Arabella had never seen an asteroid before. Asteroids, she knew, were the islands of the air, great floating mountains of rock ranging in size from less than a mile to hundreds of miles in diameter. Thousands of them drifted in the skies between Earth and Mars, yet so great were the distances involved that to encounter even one in a voyage was a rarity. If not for the French attack, Diana would not have come close enough to this one to make it out with the naked eye.

Paeonia proved to be a highly irregular sphere some ten miles across, but from where Diana floated nearby it seemed more a ball of foliage than of rock, the solid surface entirely invisible beneath a tangled canopy of branches and leaves at least fifty yards deep.

“I thought asteroids were rocky,” she said to Stross one day after she had assisted him in sending off a work crew. Eight men pedaled an aerial launch—little more than an open wickerwork frame with a small pulser at the back and a pair of sails for steering—away from Diana toward the great green expanse of Paeonia.

“Most small asteroids are entirely barren,” Stross explained, “but the ones over five miles or so carry a small force of attraction, and draw drops of water and bits of organic matter to themselves from the atmosphere.

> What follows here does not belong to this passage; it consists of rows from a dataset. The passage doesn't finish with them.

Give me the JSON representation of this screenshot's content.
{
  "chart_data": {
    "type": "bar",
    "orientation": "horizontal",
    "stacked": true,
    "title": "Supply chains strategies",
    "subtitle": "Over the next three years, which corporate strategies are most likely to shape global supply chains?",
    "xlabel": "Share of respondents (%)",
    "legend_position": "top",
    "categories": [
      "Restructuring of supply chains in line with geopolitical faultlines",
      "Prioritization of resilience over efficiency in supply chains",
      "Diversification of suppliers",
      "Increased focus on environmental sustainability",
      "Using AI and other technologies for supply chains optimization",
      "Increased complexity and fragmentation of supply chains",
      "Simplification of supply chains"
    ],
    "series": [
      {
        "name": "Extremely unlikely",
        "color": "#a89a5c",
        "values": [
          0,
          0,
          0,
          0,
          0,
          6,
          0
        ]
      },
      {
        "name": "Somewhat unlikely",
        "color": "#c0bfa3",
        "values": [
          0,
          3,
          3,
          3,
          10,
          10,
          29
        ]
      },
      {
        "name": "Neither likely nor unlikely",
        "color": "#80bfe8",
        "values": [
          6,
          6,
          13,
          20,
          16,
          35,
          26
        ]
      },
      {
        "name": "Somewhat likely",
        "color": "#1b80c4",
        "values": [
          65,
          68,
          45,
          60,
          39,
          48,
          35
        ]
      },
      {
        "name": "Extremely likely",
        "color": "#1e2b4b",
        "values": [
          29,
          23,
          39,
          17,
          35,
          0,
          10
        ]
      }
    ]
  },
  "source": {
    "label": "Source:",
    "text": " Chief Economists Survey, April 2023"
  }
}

Over time these build up into a layer of soil, loose and sandy to be sure, but if any seeds should happen to be carried into the air from the surface of Earth or Venus they may find purchase there. Once established, they generally colonize the entire surface.” He gestured to Paeonia. “Fortunately for our purposes, this one bears a fine crop of oak and elm, both of which make tolerably good charcoal.”

Arabella herself, unlike the rest of her mess, was not detailed to charcoal-making duty—as captain’s boy, she was tasked with caring for him through his recovery. Though she would have liked to visit the asteroid, with its endless net of twining branches playing host to twittering birds and birdlike things, she was not too sorry to be missing the work of sawing, stripping, and hauling vast quantities of wood, the piling up of damp sandy soil around a stack of logs, or the endless pedaling of the air-pump which kept the slow-burning logs in their caul of soil just barely alight. The work crews returned at the end of each shift weary, exhausted, and filthy.

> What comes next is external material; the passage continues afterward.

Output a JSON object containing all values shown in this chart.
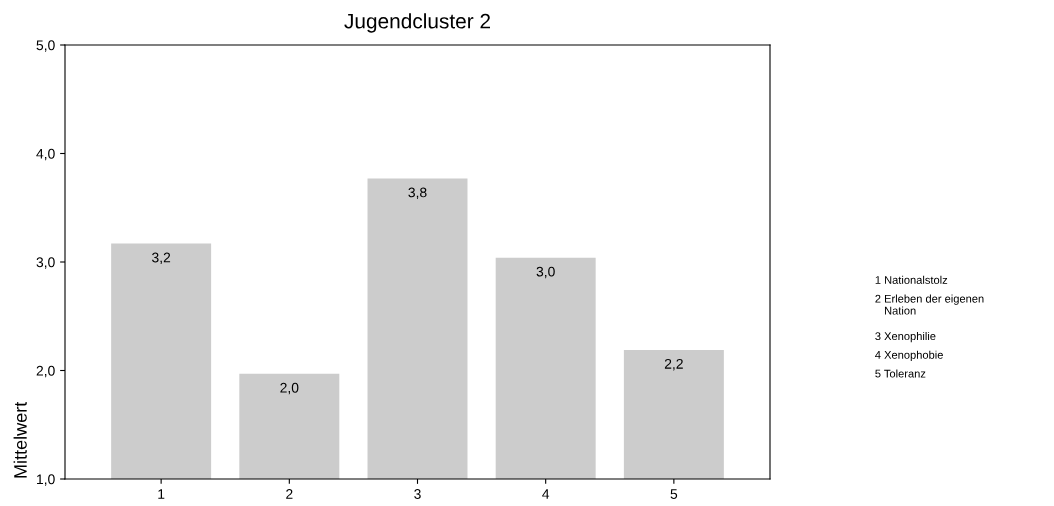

She had to admit that she took a certain malicious pleasure in seeing Binion covered with soot and half-dead from fatigue. When he saw her smirk, he spat “bum-boy” at her, but seemed too exhausted to do any thing else.

Richardson continued as acting captain. But with the real captain now awake and improving, he seemed paradoxically less concerned about asserting his own authority, and his relations with the other officers grew much more cordial. It was as though the weight of the mantle of responsibility had caused him so much discomfort that he’d snapped at his subordinates.

*

Though conscious, the captain was still extremely weak, and even in a state of free descent he could not bear to remain on the quarterdeck for more than an hour or two. He spent most of each day in his cabin, slowly building up his strength and sleeping frequently. From time to time Arabella noticed him gripping his head with an expression indicating severe headache, but she never once heard him complain of it.

Arabella continued to tend to the captain’s needs, changing his bandages, bringing him soup from the galley, or doing any other thing he required. But, paradoxically, now that he was conscious their relations became more distant than they had been while she was caring for his unconscious body. For as long as he was awake, she must work to maintain the fiction of Arthur Ashby, captain’s boy. It was only while he slept that she could gaze upon his face and entertain fancies entirely inappropriate to her supposed sex and station.

And so they discussed the theory and practice of aerial navigation, the workings of Aadim and automata in general, and the sights he had seen during his travels. But though she gently inquired into his personal history, the captain proved as resistant as Arabella herself to discussing his family and his early life. All he would say was that he had joined the Honorable Mars Company at the age of eighteen, sailing on Swiftsure as navigator’s mate.